One year after Taiwan's President Chen Shui-bian and his running mate Annette Lu were wounded on the eve of the island's 2004 election, Taiwan's Criminal Investigation Bureau announced last week that it had a suspect: Chen Yi-hsiung, an unemployed man who blamed the President for his economic woes. The only problem: Chen Yi-hsiung is dead. Police say he drowned off the southern city of Tainan 10 days after the March 19 shooting, a death now considered a suicide. It's a case with huge import: hours after the attempted assassination, President Chen won re-election by a mere 0.2% margin, a vote that prompted large demonstrations in Taipei.
Working off a tip identifying Chen Yi-hsiung from video footage shot near the attack, authorities spent months tracing the bullets used in the attack to an illegal gunmaker, and then to Chen Yi-hsiung.

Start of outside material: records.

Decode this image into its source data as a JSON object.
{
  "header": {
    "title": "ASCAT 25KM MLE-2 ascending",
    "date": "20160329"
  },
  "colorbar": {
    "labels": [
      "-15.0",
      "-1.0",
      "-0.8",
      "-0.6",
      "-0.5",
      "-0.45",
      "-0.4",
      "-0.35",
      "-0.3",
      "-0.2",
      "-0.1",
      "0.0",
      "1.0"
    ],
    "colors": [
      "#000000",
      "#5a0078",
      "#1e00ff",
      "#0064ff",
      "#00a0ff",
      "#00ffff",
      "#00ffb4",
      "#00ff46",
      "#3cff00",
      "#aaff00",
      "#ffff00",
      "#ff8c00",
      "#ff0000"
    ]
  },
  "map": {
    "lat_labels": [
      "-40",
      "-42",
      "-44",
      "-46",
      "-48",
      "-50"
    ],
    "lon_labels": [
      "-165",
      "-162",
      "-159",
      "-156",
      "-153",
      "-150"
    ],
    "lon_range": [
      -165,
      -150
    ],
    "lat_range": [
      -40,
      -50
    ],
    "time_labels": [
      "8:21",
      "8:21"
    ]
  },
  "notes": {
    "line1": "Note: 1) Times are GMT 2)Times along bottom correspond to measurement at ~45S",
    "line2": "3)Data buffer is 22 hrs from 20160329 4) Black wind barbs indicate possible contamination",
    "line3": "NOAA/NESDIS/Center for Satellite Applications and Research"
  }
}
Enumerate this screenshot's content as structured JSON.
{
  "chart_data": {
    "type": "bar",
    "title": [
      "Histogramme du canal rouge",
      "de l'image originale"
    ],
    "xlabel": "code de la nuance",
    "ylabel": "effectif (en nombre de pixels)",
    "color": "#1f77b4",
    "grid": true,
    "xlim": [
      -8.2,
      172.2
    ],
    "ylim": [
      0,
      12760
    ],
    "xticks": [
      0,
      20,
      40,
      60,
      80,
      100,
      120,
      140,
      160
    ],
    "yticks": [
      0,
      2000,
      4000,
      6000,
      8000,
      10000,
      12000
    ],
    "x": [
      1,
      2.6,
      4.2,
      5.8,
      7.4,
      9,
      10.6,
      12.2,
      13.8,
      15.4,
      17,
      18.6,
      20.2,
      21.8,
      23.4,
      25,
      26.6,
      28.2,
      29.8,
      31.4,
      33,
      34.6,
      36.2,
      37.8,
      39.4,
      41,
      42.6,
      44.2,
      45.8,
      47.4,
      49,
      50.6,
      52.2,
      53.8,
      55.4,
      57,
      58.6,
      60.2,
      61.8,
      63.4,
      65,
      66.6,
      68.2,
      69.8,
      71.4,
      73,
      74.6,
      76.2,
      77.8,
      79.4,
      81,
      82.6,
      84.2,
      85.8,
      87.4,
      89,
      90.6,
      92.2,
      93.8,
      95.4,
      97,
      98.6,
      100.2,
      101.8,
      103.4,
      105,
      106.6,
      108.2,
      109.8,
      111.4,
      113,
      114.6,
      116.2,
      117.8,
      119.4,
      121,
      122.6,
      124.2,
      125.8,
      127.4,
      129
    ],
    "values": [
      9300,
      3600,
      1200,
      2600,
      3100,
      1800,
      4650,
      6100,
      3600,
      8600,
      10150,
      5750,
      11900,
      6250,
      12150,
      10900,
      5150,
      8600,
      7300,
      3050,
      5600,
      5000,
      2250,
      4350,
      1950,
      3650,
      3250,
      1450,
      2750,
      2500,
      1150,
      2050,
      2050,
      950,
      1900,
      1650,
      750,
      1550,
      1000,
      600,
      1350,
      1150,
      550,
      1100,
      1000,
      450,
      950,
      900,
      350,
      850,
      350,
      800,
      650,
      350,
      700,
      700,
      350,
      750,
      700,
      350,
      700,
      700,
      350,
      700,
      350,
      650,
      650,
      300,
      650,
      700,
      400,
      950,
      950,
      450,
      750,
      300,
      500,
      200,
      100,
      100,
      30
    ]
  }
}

Investigators questioned his family, who police say burned suicide notes that may have explained his actions. (His wife later appeared in a video apologizing for her husband's crime.) But President Chen's foes claim that the assassination attempt was engineered to win sympathy votes—and with Chen the suspect dead, they argue that the investigators' findings are impossible to prove. "The police reasoning is far-fetched," complains Li Yong-ping, a legislator from the opposition People First Party. "All the evidence doesn't explain such a conclusion."
It's a common sentiment: a poll last Wednesday by the China Times newspaper found that only 21% of respondents believe the theory. Even Vice President Lu said last week that she thinks there were two shooters. Facing such doubts, the police are feeling hard-pressed to come up with an explanation that will satisfy critics. "All we can do is try to piece everything together," says Hou Yu-ih, head of the Criminal Investigation Bureau. As yet, a lot of pieces are still missing.